3.  Rendre publiques la définition et l’approche jugées conformes au principe de Jordan

  1. D’ici le 9 juin 2017, le Canada affichera un lien très clair et visible vers les renseignements sur le principe de Jordan, y compris la définition conforme aux présentes ordonnances, sur les pages d’accueil d’AANC et de Santé Canada.
  2. D’ici le 28 juin 2017, le Canada devra faire une annonce télévisée bilingue (en français et en anglais) sur le Réseau de télévision des peuples autochtones pour fournir des détails sur la nouvelle définition du principe de Jordan et les processus afférents et qui se conforment aux présentes ordonnances.
  3. D’ici le 9 juin 2017, le Canada communiquera avec tous les intervenants qui ont reçu des documents sur le principe de Jordan depuis le 26 janvier 2016 et les informera par écrit des conclusions et des ordonnances contenues dans la présente décision.
  4. D’ici le 27 juillet 2017, le Canada réexaminera les ententes conclues avec les organismes de prestations de services qui assurent la coordination des services dans le cadre de l’initiative « L’enfant d’abord » et apportera les changements requis pour que ces ententes reflètent adéquatement la définition et la portée du principe de Jordan, établies dans la présente ordonnance.
  5. D’ici le 27 juillet 2017, le Canada consultera les plaignantes, la Commission et les parties intéressées pour élaborer des documents de formation et de sensibilisation du public relativement au principe de Jordan et financer l’élaboration de ces documents (qui doivent mentionner la décision et les décisions subséquentes); le Canada veillera, d’autre part, à ce que ces documents soient distribués au public, aux responsables du principe de Jordan, aux membres du comité exécutif de surveillance, aux gestionnaires responsables de l’application du principe de Jordan et de l’initiative « L’enfant d’abord », aux collectivités des Premières Nations, aux services d’aide sociale à l’enfance et aux autres intervenants ou bailleurs de fonds concernés.

4.  Maintien de la compétence et production de rapports

  1. La formation conserve compétence à l’égard des ordonnances susmentionnées pour s’assurer qu’elles sont exécutées de façon efficace et utile et pour les clarifier ou les préciser, au besoin.
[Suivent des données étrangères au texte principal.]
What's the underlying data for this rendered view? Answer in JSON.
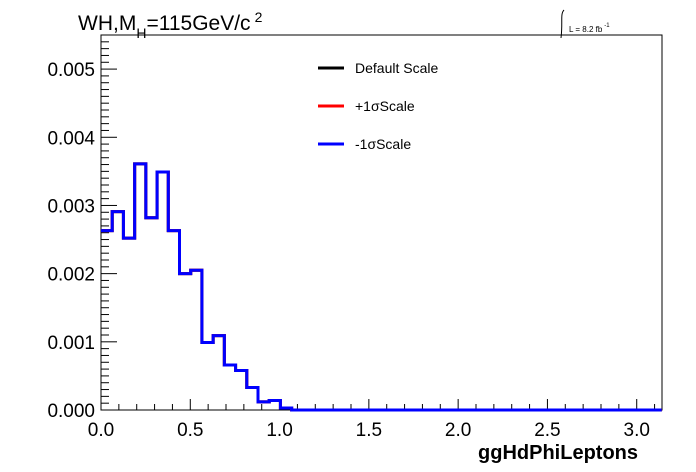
{
  "chart_data": {
    "type": "line",
    "title_main": "WH,M",
    "title_sub": "H",
    "title_rest": "=115GeV/c",
    "title_sup": "2",
    "xlabel": "ggHdPhiLeptons",
    "ylabel": "",
    "xlim": [
      0.0,
      3.1416
    ],
    "ylim": [
      0.0,
      0.0055
    ],
    "xticks": [
      "0.0",
      "0.5",
      "1.0",
      "1.5",
      "2.0",
      "2.5",
      "3.0"
    ],
    "yticks": [
      "0.000",
      "0.001",
      "0.002",
      "0.003",
      "0.004",
      "0.005"
    ],
    "grid": false,
    "legend_position": "top-center",
    "lumi_label": "L = 8.2 fb",
    "lumi_sup": "-1",
    "bin_width": 0.0628,
    "series": [
      {
        "name": "Default Scale",
        "color": "#000000",
        "values": [
          0.00263,
          0.00291,
          0.00252,
          0.00361,
          0.00282,
          0.00349,
          0.00263,
          0.002,
          0.00205,
          0.00099,
          0.00109,
          0.00066,
          0.00058,
          0.00033,
          0.00012,
          0.00014,
          3e-05,
          0,
          0,
          0,
          0,
          0,
          0,
          0,
          0,
          0,
          0,
          0,
          0,
          0,
          0,
          0,
          0,
          0,
          0,
          0,
          0,
          0,
          0,
          0,
          0,
          0,
          0,
          0,
          0,
          0,
          0,
          0,
          0,
          0
        ]
      },
      {
        "name": "+1σScale",
        "color": "#ff0000",
        "values": [
          0.00263,
          0.00291,
          0.00252,
          0.00361,
          0.00282,
          0.00349,
          0.00263,
          0.002,
          0.00205,
          0.00099,
          0.00109,
          0.00066,
          0.00058,
          0.00033,
          0.00012,
          0.00014,
          3e-05,
          0,
          0,
          0,
          0,
          0,
          0,
          0,
          0,
          0,
          0,
          0,
          0,
          0,
          0,
          0,
          0,
          0,
          0,
          0,
          0,
          0,
          0,
          0,
          0,
          0,
          0,
          0,
          0,
          0,
          0,
          0,
          0,
          0
        ]
      },
      {
        "name": "-1σScale",
        "color": "#0000ff",
        "values": [
          0.00263,
          0.00291,
          0.00252,
          0.00361,
          0.00282,
          0.00349,
          0.00263,
          0.002,
          0.00205,
          0.00099,
          0.00109,
          0.00066,
          0.00058,
          0.00033,
          0.00012,
          0.00014,
          3e-05,
          0,
          0,
          0,
          0,
          0,
          0,
          0,
          0,
          0,
          0,
          0,
          0,
          0,
          0,
          0,
          0,
          0,
          0,
          0,
          0,
          0,
          0,
          0,
          0,
          0,
          0,
          0,
          0,
          0,
          0,
          0,
          0,
          0
        ]
      }
    ]
  }
}
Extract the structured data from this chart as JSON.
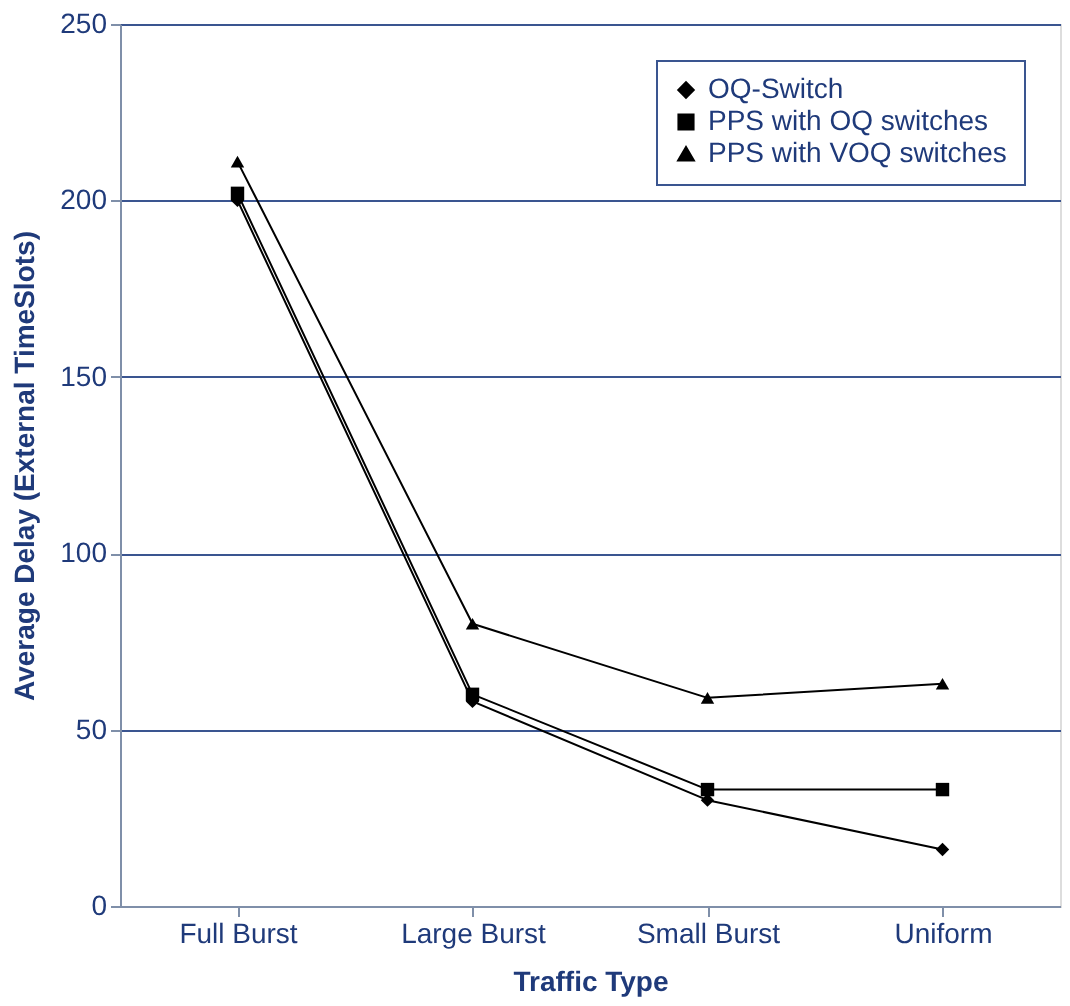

La formation conservera compétence à l’égard de ces ordonnances jusqu’au 25 mai 2018; à ce moment, elle déterminera si elle doit rester saisie de cette question au-delà de cette date.
  2. Le Canada signifiera et déposera des rapports et des affidavits précisant qu’il se conforme à chacune des ordonnances susmentionnées d’ici le 15 novembre 2017.
  3. Les plaignantes et les parties intéressées fourniront une réponse écrite au rapport du Canada d’ici le 29 novembre 2017 et indiqueront (1) si elles souhaitent contre‑interroger les affiants du Canada et (2) si elles souhaitent que la formation rende des ordonnances supplémentaires.
  4. Le Canada peut fournir une réponse, le cas échéant, d’ici le 6 décembre 2017.
  5. La formation examinera les délais relatifs au contre‑interrogatoire des affiants du Canada et les rapports à venir une fois que les parties auront soumis leurs observations relativement aux ordonnances 4(C) et 4(D).

Signée par

Sophie Marchildon

Présidente de la formation

Edward P. Lustig

Membre instructeur

Ottawa (Ontario)

Le 2 novembre 2017



Annexe

[135]  Conformément à ce qui précède, les ordonnances du Tribunal sont les suivantes :

1.  Définition du principe de Jordan

  1. En date de la présente décision, le Canada cessera de s’appuyer sur les définitions du principe de Jordan qui ne se conforment pas aux ordonnances de la formation rendues dans 2016 TCDP 2, 2016 TCDP 10, 2016 TCDP 16 et dans la présente décision, et cessera de les perpétuer.
  2. En date de la présente décision, la définition utilisée par le Canada se fondera sur les principes clés suivants afin de définir et d’appliquer le principe de Jordan :
  1. Le principe de Jordan est un principe qui place l’intérêt de l’enfant en priorité et qui s’applique également à tous les enfants des Premières Nations, qu’ils vivent dans une réserve ou non. Il n’est pas limité aux enfants qui sont en situation de déficience ou qui ont, à court terme, des affections médicales ou sociales particulières générant des besoins critiques à recevoir des services de santé et des services sociaux ou ayant une incidence sur leurs activités de la vie quotidienne.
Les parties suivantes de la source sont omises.